Industrial Engagement Prodi MAZAWA Perkuat Sinergi Internship dengan BAZNAS dan LAZ se-Solo Raya
Program Studi Manajemen Zakat dan Wakaf (MAZAWA) menggelar kegiatan Industrial Engagement pada Selasa, 12 Mei 2026, sebagai langkah strategis dalam memperkuat kolaborasi antara perguruan tinggi dan lembaga pengelola zakat serta filantropi Islam di wilayah Solo Raya. Kegiatan ini menjadi forum penting dalam membahas pengembangan program internship mahasiswa yang direncanakan mulai dilaksanakan pada tahun depan.

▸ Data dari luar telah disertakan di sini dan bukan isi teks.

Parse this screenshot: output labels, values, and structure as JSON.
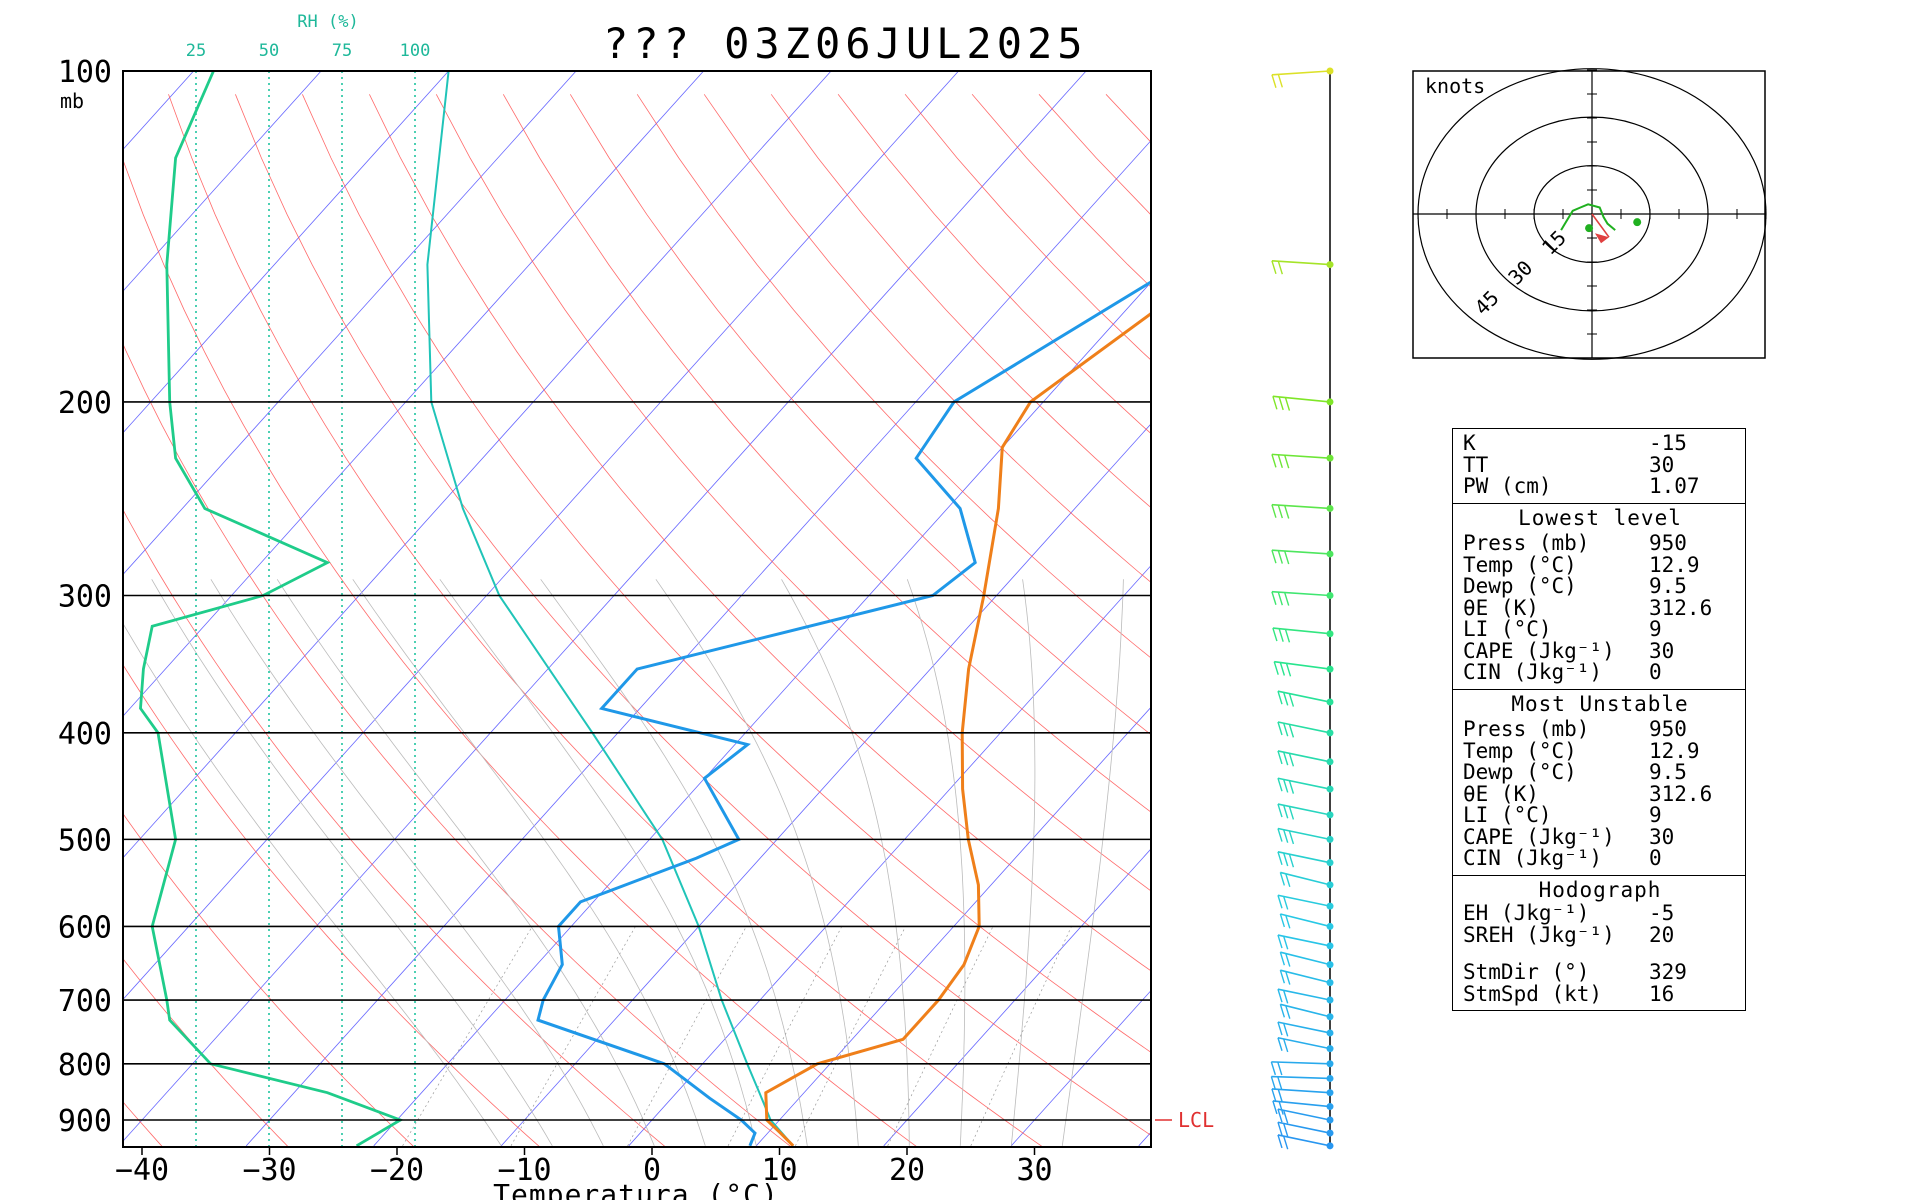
{
  "title": "??? 03Z06JUL2025",
  "colors": {
    "temperature": "#ef7f1a",
    "dewpoint": "#1f98e8",
    "parcel": "#20c4b8",
    "rh": "#1fcc8a",
    "isotherm": "#4040ff",
    "dry_adiabat": "#ff5050",
    "moist_adiabat": "#bbbbbb",
    "mixing_ratio": "#20c4a0",
    "lcl": "#e03030"
  },
  "chart_data": [
    {
      "type": "line",
      "name": "skew-t",
      "xlabel": "Temperatura (°C)",
      "ylabel_unit": "mb",
      "x_ticks": [
        -40,
        -30,
        -20,
        -10,
        0,
        10,
        20,
        30
      ],
      "y_ticks": [
        100,
        200,
        300,
        400,
        500,
        600,
        700,
        800,
        900
      ],
      "ylim": [
        950,
        100
      ],
      "y_scale": "log",
      "rh_axis": {
        "label": "RH (%)",
        "ticks": [
          25,
          50,
          75,
          100
        ]
      },
      "lcl_label": "LCL",
      "lcl_pressure": 900,
      "series": [
        {
          "name": "temperature",
          "points": [
            [
              950,
              12.9
            ],
            [
              925,
              11
            ],
            [
              900,
              9
            ],
            [
              850,
              7
            ],
            [
              800,
              9
            ],
            [
              760,
              14
            ],
            [
              700,
              14
            ],
            [
              650,
              13.5
            ],
            [
              600,
              12
            ],
            [
              550,
              9
            ],
            [
              500,
              5
            ],
            [
              450,
              1
            ],
            [
              400,
              -3
            ],
            [
              350,
              -7
            ],
            [
              300,
              -11
            ],
            [
              250,
              -16
            ],
            [
              220,
              -20
            ],
            [
              200,
              -21
            ],
            [
              150,
              -16
            ],
            [
              120,
              -12
            ],
            [
              100,
              -9
            ]
          ]
        },
        {
          "name": "dewpoint",
          "points": [
            [
              950,
              9.5
            ],
            [
              925,
              9
            ],
            [
              900,
              7
            ],
            [
              860,
              3
            ],
            [
              800,
              -3
            ],
            [
              730,
              -16
            ],
            [
              700,
              -17
            ],
            [
              650,
              -18
            ],
            [
              600,
              -21
            ],
            [
              570,
              -21
            ],
            [
              520,
              -15
            ],
            [
              500,
              -13
            ],
            [
              440,
              -20
            ],
            [
              410,
              -19
            ],
            [
              380,
              -33
            ],
            [
              350,
              -33
            ],
            [
              300,
              -15
            ],
            [
              280,
              -14
            ],
            [
              250,
              -19
            ],
            [
              225,
              -26
            ],
            [
              200,
              -27
            ],
            [
              150,
              -19
            ],
            [
              120,
              -14
            ],
            [
              100,
              -10
            ]
          ]
        },
        {
          "name": "parcel",
          "points": [
            [
              950,
              12.9
            ],
            [
              900,
              9.3
            ],
            [
              850,
              6.5
            ],
            [
              800,
              3.5
            ],
            [
              700,
              -3
            ],
            [
              600,
              -10
            ],
            [
              500,
              -19
            ],
            [
              400,
              -32
            ],
            [
              300,
              -49
            ],
            [
              250,
              -58
            ],
            [
              200,
              -68
            ],
            [
              150,
              -78
            ],
            [
              100,
              -90
            ]
          ]
        },
        {
          "name": "relative_humidity",
          "points": [
            [
              950,
              80
            ],
            [
              900,
              95
            ],
            [
              850,
              70
            ],
            [
              800,
              30
            ],
            [
              730,
              16
            ],
            [
              700,
              15
            ],
            [
              600,
              10
            ],
            [
              500,
              18
            ],
            [
              400,
              12
            ],
            [
              380,
              6
            ],
            [
              350,
              7
            ],
            [
              320,
              10
            ],
            [
              300,
              48
            ],
            [
              280,
              70
            ],
            [
              250,
              28
            ],
            [
              225,
              18
            ],
            [
              200,
              16
            ],
            [
              150,
              15
            ],
            [
              120,
              18
            ],
            [
              100,
              31
            ]
          ]
        }
      ]
    },
    {
      "type": "line",
      "name": "wind-profile",
      "barbs": [
        {
          "p": 950,
          "dir": 60,
          "spd": 5
        },
        {
          "p": 925,
          "dir": 60,
          "spd": 5
        },
        {
          "p": 900,
          "dir": 60,
          "spd": 5
        },
        {
          "p": 875,
          "dir": 75,
          "spd": 5
        },
        {
          "p": 850,
          "dir": 80,
          "spd": 5
        },
        {
          "p": 825,
          "dir": 85,
          "spd": 5
        },
        {
          "p": 800,
          "dir": 85,
          "spd": 5
        },
        {
          "p": 775,
          "dir": 60,
          "spd": 5
        },
        {
          "p": 750,
          "dir": 60,
          "spd": 5
        },
        {
          "p": 725,
          "dir": 55,
          "spd": 5
        },
        {
          "p": 700,
          "dir": 60,
          "spd": 5
        },
        {
          "p": 675,
          "dir": 55,
          "spd": 5
        },
        {
          "p": 650,
          "dir": 55,
          "spd": 5
        },
        {
          "p": 625,
          "dir": 60,
          "spd": 5
        },
        {
          "p": 600,
          "dir": 55,
          "spd": 5
        },
        {
          "p": 575,
          "dir": 60,
          "spd": 5
        },
        {
          "p": 550,
          "dir": 55,
          "spd": 5
        },
        {
          "p": 525,
          "dir": 60,
          "spd": 10
        },
        {
          "p": 500,
          "dir": 60,
          "spd": 10
        },
        {
          "p": 475,
          "dir": 60,
          "spd": 10
        },
        {
          "p": 450,
          "dir": 60,
          "spd": 10
        },
        {
          "p": 425,
          "dir": 60,
          "spd": 10
        },
        {
          "p": 400,
          "dir": 60,
          "spd": 10
        },
        {
          "p": 375,
          "dir": 60,
          "spd": 10
        },
        {
          "p": 350,
          "dir": 70,
          "spd": 10
        },
        {
          "p": 325,
          "dir": 75,
          "spd": 10
        },
        {
          "p": 300,
          "dir": 80,
          "spd": 10
        },
        {
          "p": 275,
          "dir": 80,
          "spd": 10
        },
        {
          "p": 250,
          "dir": 80,
          "spd": 10
        },
        {
          "p": 225,
          "dir": 80,
          "spd": 10
        },
        {
          "p": 200,
          "dir": 75,
          "spd": 10
        },
        {
          "p": 150,
          "dir": 80,
          "spd": 5
        },
        {
          "p": 100,
          "dir": 100,
          "spd": 5
        }
      ]
    },
    {
      "type": "line",
      "name": "hodograph",
      "unit_label": "knots",
      "ring_labels": [
        15,
        30,
        45
      ],
      "points": [
        [
          -8,
          -5
        ],
        [
          -7,
          -3
        ],
        [
          -5,
          1
        ],
        [
          -3,
          2
        ],
        [
          -1,
          3
        ],
        [
          2,
          2
        ],
        [
          3,
          -1
        ],
        [
          4,
          -3
        ],
        [
          6,
          -5
        ]
      ],
      "storm_motion": {
        "u": 4,
        "v": -12
      }
    }
  ],
  "indices": {
    "top": [
      {
        "label": "K",
        "value": "-15"
      },
      {
        "label": "TT",
        "value": "30"
      },
      {
        "label": "PW (cm)",
        "value": "1.07"
      }
    ],
    "lowest": {
      "title": "Lowest level",
      "rows": [
        {
          "label": "Press (mb)",
          "value": "950"
        },
        {
          "label": "Temp (°C)",
          "value": "12.9"
        },
        {
          "label": "Dewp (°C)",
          "value": "9.5"
        },
        {
          "label": "θE (K)",
          "value": "312.6"
        },
        {
          "label": "LI (°C)",
          "value": "9"
        },
        {
          "label": "CAPE (Jkg⁻¹)",
          "value": "30"
        },
        {
          "label": "CIN (Jkg⁻¹)",
          "value": "0"
        }
      ]
    },
    "unstable": {
      "title": "Most Unstable",
      "rows": [
        {
          "label": "Press (mb)",
          "value": "950"
        },
        {
          "label": "Temp (°C)",
          "value": "12.9"
        },
        {
          "label": "Dewp (°C)",
          "value": "9.5"
        },
        {
          "label": "θE (K)",
          "value": "312.6"
        },
        {
          "label": "LI (°C)",
          "value": "9"
        },
        {
          "label": "CAPE (Jkg⁻¹)",
          "value": "30"
        },
        {
          "label": "CIN (Jkg⁻¹)",
          "value": "0"
        }
      ]
    },
    "hodograph": {
      "title": "Hodograph",
      "rows": [
        {
          "label": "EH (Jkg⁻¹)",
          "value": "-5"
        },
        {
          "label": "SREH (Jkg⁻¹)",
          "value": "20"
        }
      ],
      "storm": [
        {
          "label": "StmDir (°)",
          "value": "329"
        },
        {
          "label": "StmSpd (kt)",
          "value": "16"
        }
      ]
    }
  }
}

Melalui program tersebut, mahasiswa Prodi MAZAWA akan mendapatkan kesempatan menjalani magang selama enam bulan pada berbagai lembaga mitra, baik Badan Amil Zakat Nasional (BAZNAS) maupun Lembaga Amil Zakat (LAZ). Program ini diharapkan mampu meningkatkan kompetensi mahasiswa melalui pengalaman praktik langsung di dunia kerja, khususnya dalam pengelolaan zakat, infak, sedekah, dan wakaf.
Kegiatan Industrial Engagement dihadiri oleh sejumlah pimpinan dan perwakilan lembaga mitra, di antaranya BAZNAS Sukoharjo, BAZNAS Surakarta, BAZNAS Karanganyar, BAZNAS Boyolali, LAZISMU Sukoharjo, LAZISMU Boyolali, LZIS Assalaam, DT Peduli Solo, serta LAZ Nurul Hayat.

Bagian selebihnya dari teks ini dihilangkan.